I make pancakes every Saturday for my kids… it’s a tradition. This morning my son wanted to help so we made these pancakes with raspberry sauce and had a fun time cooking side by side. I was impressed with his steady hand while he mixed the pancake dough (especially for a two-year-old). We created a very delicious breakfast–more importantly, we had a great time together. The pancakes were light & fluffy with a touch of vanilla and the raspberry sauce was sweet and tart–a perfect combination!

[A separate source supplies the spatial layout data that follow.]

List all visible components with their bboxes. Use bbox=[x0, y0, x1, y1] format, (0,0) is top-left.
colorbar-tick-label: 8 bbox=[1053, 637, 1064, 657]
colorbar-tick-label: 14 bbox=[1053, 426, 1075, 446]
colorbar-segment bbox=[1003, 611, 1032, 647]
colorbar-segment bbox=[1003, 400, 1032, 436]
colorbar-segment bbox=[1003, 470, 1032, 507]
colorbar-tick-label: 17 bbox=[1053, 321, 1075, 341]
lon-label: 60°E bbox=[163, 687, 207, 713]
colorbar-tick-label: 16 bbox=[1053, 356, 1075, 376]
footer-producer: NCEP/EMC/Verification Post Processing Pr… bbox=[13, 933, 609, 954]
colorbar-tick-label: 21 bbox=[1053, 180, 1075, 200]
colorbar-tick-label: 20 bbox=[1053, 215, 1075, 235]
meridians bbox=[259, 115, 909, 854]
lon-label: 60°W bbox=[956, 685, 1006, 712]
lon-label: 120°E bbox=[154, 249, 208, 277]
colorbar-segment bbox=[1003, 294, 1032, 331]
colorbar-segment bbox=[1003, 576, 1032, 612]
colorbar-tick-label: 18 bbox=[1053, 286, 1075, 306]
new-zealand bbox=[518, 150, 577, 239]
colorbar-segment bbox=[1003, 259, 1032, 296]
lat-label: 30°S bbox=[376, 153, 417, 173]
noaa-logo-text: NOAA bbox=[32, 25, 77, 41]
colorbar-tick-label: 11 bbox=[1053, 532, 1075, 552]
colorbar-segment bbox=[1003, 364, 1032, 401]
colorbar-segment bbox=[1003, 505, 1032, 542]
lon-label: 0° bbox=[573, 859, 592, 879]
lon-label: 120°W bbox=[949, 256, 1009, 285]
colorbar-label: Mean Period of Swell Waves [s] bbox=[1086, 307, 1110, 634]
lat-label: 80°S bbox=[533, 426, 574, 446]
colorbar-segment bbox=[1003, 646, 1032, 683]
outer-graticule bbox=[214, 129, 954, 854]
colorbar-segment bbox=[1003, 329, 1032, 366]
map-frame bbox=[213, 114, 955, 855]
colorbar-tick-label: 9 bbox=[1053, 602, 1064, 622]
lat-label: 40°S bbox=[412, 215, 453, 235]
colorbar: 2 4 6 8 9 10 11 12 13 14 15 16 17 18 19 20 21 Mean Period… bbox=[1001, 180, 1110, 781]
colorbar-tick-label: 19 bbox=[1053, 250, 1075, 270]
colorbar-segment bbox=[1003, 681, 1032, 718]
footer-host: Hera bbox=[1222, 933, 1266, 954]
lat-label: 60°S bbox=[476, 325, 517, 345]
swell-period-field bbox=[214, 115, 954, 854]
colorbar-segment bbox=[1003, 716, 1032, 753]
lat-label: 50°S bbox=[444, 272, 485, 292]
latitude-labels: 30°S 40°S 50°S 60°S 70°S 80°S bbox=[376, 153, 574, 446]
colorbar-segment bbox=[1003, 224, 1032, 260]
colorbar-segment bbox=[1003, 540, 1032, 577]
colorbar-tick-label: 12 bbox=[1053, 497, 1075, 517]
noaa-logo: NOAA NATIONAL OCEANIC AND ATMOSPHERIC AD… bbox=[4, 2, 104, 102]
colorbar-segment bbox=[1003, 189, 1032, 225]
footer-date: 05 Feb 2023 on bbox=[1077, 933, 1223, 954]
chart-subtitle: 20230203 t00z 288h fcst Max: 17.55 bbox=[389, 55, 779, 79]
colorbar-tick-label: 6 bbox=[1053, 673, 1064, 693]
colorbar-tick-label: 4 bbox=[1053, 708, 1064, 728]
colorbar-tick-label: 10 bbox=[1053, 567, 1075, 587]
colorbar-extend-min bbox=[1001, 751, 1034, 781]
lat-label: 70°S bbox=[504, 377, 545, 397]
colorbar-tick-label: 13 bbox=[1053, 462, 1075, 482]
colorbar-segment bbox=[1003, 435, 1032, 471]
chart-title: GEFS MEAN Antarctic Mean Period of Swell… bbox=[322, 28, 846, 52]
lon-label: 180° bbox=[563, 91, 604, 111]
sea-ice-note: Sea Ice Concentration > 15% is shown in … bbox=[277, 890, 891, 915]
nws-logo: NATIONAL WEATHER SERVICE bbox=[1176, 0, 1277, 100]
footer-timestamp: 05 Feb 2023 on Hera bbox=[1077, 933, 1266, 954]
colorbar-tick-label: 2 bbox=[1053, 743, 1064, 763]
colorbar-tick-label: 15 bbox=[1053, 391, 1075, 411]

How to Make Pancakes with Raspberry Sauce:
- 1 cup of flour
- 2 tsp baking powder
- 1/2 tsp salt
- 1 tbsp white sugar
- 1 cup of milk
- 1 egg
- 2 tbsp canola oil
- 1/2 tsp vanilla
Combine all dry ingredients together and mix thoroughly.

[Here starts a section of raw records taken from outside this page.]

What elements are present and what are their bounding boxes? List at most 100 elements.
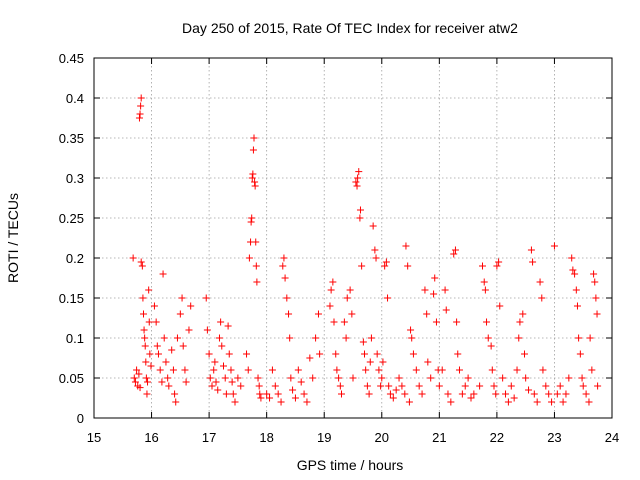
y-tick-label: 0.05 xyxy=(59,371,84,386)
data-point xyxy=(138,262,146,270)
data-point xyxy=(553,390,561,398)
data-point xyxy=(504,398,512,406)
data-point xyxy=(461,382,469,390)
data-point xyxy=(427,374,435,382)
data-point xyxy=(335,374,343,382)
y-tick-labels: 0 0.05 0.1 0.15 0.2 0.25 0.3 0.35 0.4 0.45 xyxy=(59,51,84,426)
data-point xyxy=(375,366,383,374)
data-point xyxy=(525,386,533,394)
data-point xyxy=(249,146,257,154)
data-point xyxy=(431,274,439,282)
data-point xyxy=(464,374,472,382)
data-point xyxy=(181,366,189,374)
data-point xyxy=(386,390,394,398)
data-point xyxy=(237,382,245,390)
data-point xyxy=(142,374,150,382)
data-point xyxy=(476,382,484,390)
data-point xyxy=(467,394,475,402)
data-point xyxy=(573,302,581,310)
data-point xyxy=(519,310,527,318)
data-point xyxy=(432,318,440,326)
data-point xyxy=(221,374,229,382)
data-point xyxy=(444,390,452,398)
data-point xyxy=(575,334,583,342)
x-tick-label: 15 xyxy=(87,430,101,445)
data-point xyxy=(234,374,242,382)
x-tick-label: 16 xyxy=(144,430,158,445)
data-point xyxy=(377,382,385,390)
data-point xyxy=(352,178,360,186)
data-point xyxy=(484,334,492,342)
y-tick-label: 0.2 xyxy=(66,251,84,266)
data-point xyxy=(559,398,567,406)
y-tick-label: 0.15 xyxy=(59,291,84,306)
data-point xyxy=(212,378,220,386)
data-point xyxy=(588,366,596,374)
data-point xyxy=(516,318,524,326)
data-point xyxy=(562,390,570,398)
data-point xyxy=(585,398,593,406)
data-point xyxy=(521,350,529,358)
data-point xyxy=(568,254,576,262)
data-point xyxy=(423,310,431,318)
data-point xyxy=(490,382,498,390)
data-point xyxy=(140,326,148,334)
data-point xyxy=(421,286,429,294)
data-point xyxy=(576,350,584,358)
data-point xyxy=(274,390,282,398)
data-point xyxy=(187,302,195,310)
data-point xyxy=(536,278,544,286)
data-point xyxy=(169,366,177,374)
data-point xyxy=(247,218,255,226)
data-point xyxy=(249,170,257,178)
data-point xyxy=(356,206,364,214)
data-point xyxy=(137,258,145,266)
data-point xyxy=(354,174,362,182)
y-axis-title: ROTI / TECUs xyxy=(5,193,21,283)
data-point xyxy=(515,334,523,342)
data-point xyxy=(253,278,261,286)
data-point xyxy=(164,374,172,382)
x-tick-label: 24 xyxy=(605,430,619,445)
data-point xyxy=(481,286,489,294)
x-tick-labels: 15 16 17 18 19 20 21 22 23 24 xyxy=(87,430,619,445)
data-point xyxy=(137,102,145,110)
data-point xyxy=(220,362,227,370)
data-point xyxy=(578,374,586,382)
y-tick-label: 0 xyxy=(77,411,84,426)
data-point xyxy=(248,174,256,182)
data-point xyxy=(592,294,600,302)
data-point xyxy=(545,390,553,398)
data-point xyxy=(356,214,364,222)
data-point xyxy=(483,318,491,326)
data-point xyxy=(348,310,356,318)
data-point xyxy=(379,358,387,366)
data-point xyxy=(550,242,558,250)
data-point xyxy=(408,334,416,342)
data-point xyxy=(291,394,299,402)
data-point xyxy=(409,350,417,358)
data-point xyxy=(205,350,213,358)
data-point xyxy=(248,214,256,222)
data-point xyxy=(556,382,564,390)
data-point xyxy=(309,374,317,382)
data-point xyxy=(572,286,580,294)
data-point xyxy=(454,350,462,358)
data-point xyxy=(548,398,556,406)
data-point xyxy=(346,286,354,294)
data-point xyxy=(303,398,311,406)
data-point xyxy=(593,310,601,318)
data-point xyxy=(529,258,537,266)
data-point xyxy=(159,270,167,278)
data-point xyxy=(254,374,262,382)
data-point xyxy=(252,238,260,246)
y-tick-label: 0.4 xyxy=(66,91,84,106)
data-point xyxy=(268,366,276,374)
data-point xyxy=(530,390,538,398)
data-point xyxy=(378,374,386,382)
data-point xyxy=(206,374,214,382)
data-point xyxy=(513,366,521,374)
data-point xyxy=(255,382,263,390)
data-point xyxy=(455,366,463,374)
data-point xyxy=(229,390,237,398)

Whisk wet ingredients in a separate bowl then slowly combine into dry ingredients, mixing thoroughly (there should be some lumps).

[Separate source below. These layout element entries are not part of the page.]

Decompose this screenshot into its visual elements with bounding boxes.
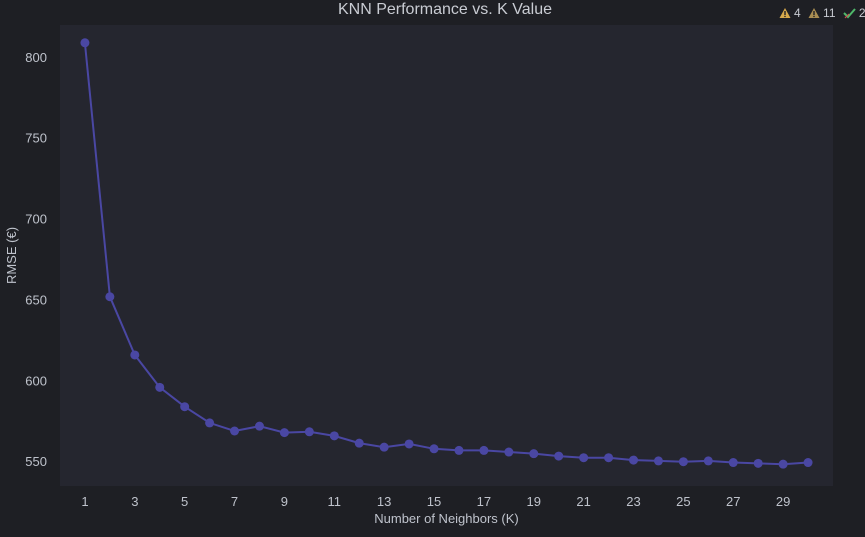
data-point	[429, 444, 439, 454]
data-point	[155, 382, 165, 392]
y-tick-label: 700	[25, 212, 47, 227]
x-tick-label: 19	[527, 494, 541, 509]
data-point	[604, 453, 614, 463]
x-tick-label: 3	[131, 494, 138, 509]
data-point	[404, 439, 414, 449]
y-tick-label: 650	[25, 292, 47, 307]
data-point	[205, 418, 215, 428]
y-axis-label: RMSE (€)	[4, 227, 19, 284]
x-tick-label: 15	[427, 494, 441, 509]
y-tick-label: 550	[25, 454, 47, 469]
warning-icon	[808, 8, 820, 18]
data-point	[254, 421, 264, 431]
data-point	[130, 350, 140, 360]
data-point	[753, 458, 763, 468]
data-point	[354, 438, 364, 448]
x-tick-label: 25	[676, 494, 690, 509]
data-point	[379, 442, 389, 452]
data-point	[678, 457, 688, 467]
data-point	[653, 456, 663, 466]
data-point	[504, 447, 514, 457]
data-point	[728, 458, 738, 468]
data-point	[803, 458, 813, 468]
x-axis-ticks: 1 3 5 7 9 11 13 15 17 19 21 23 25 27 29	[81, 494, 790, 509]
warning-count-b: 11	[823, 6, 836, 20]
data-point	[180, 402, 190, 412]
y-tick-label: 800	[25, 50, 47, 65]
warning-icon	[779, 8, 791, 18]
data-point	[629, 455, 639, 465]
y-axis-ticks: 550 600 650 700 750 800	[25, 50, 47, 469]
x-tick-label: 13	[377, 494, 391, 509]
status-badges: 4 11 2	[775, 6, 865, 24]
x-tick-label: 7	[231, 494, 238, 509]
chart-title: KNN Performance vs. K Value	[337, 1, 552, 18]
x-tick-label: 23	[626, 494, 640, 509]
data-point	[579, 453, 589, 463]
x-tick-label: 27	[726, 494, 740, 509]
x-axis-label: Number of Neighbors (K)	[374, 511, 519, 526]
plot-area	[60, 25, 833, 486]
data-points	[80, 38, 813, 469]
x-tick-label: 1	[81, 494, 88, 509]
x-tick-label: 11	[328, 494, 342, 509]
data-point	[554, 451, 564, 461]
data-point	[105, 292, 115, 302]
data-point	[454, 445, 464, 455]
x-tick-label: 9	[281, 494, 288, 509]
data-point	[279, 428, 289, 438]
data-point	[778, 459, 788, 469]
warning-count-a: 4	[794, 6, 801, 20]
data-point	[529, 449, 539, 459]
check-icon	[843, 8, 856, 19]
data-point	[479, 445, 489, 455]
y-tick-label: 750	[25, 131, 47, 146]
data-point	[329, 431, 339, 441]
data-point	[80, 38, 90, 48]
check-count: 2	[858, 6, 865, 20]
x-tick-label: 29	[776, 494, 790, 509]
x-tick-label: 21	[576, 494, 590, 509]
check-badge[interactable]: 2	[843, 6, 865, 20]
y-tick-label: 600	[25, 373, 47, 388]
data-point	[230, 426, 240, 436]
warning-badge-b[interactable]: 11	[808, 6, 836, 20]
data-point	[703, 456, 713, 466]
warning-badge-a[interactable]: 4	[779, 6, 801, 20]
data-point	[304, 427, 314, 437]
x-tick-label: 17	[477, 494, 491, 509]
x-tick-label: 5	[181, 494, 188, 509]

Heat a bit of butter in a skillet or griddle, over medium heat. Once hot, add a ladle full of pancake dough to the pan and cook for a few minutes; once you see bubbles forming on top of the pancakes, flip. Cook for another 1-2 minutes until done. Serve with fresh raspberry sauce or hot maple syrup. Enjoy!
Raspberry Sauce Ingredients:
- 1 cup of frozen raspberries
- 3 tbsp sugar, or more to taste, depending on the sweetness of the berries
- 1 tsp lemon zest
- 1-2 tbsp water
Combine ingredients in a small pan over medium heat. Cook until raspberries have melted down and thickens slightly.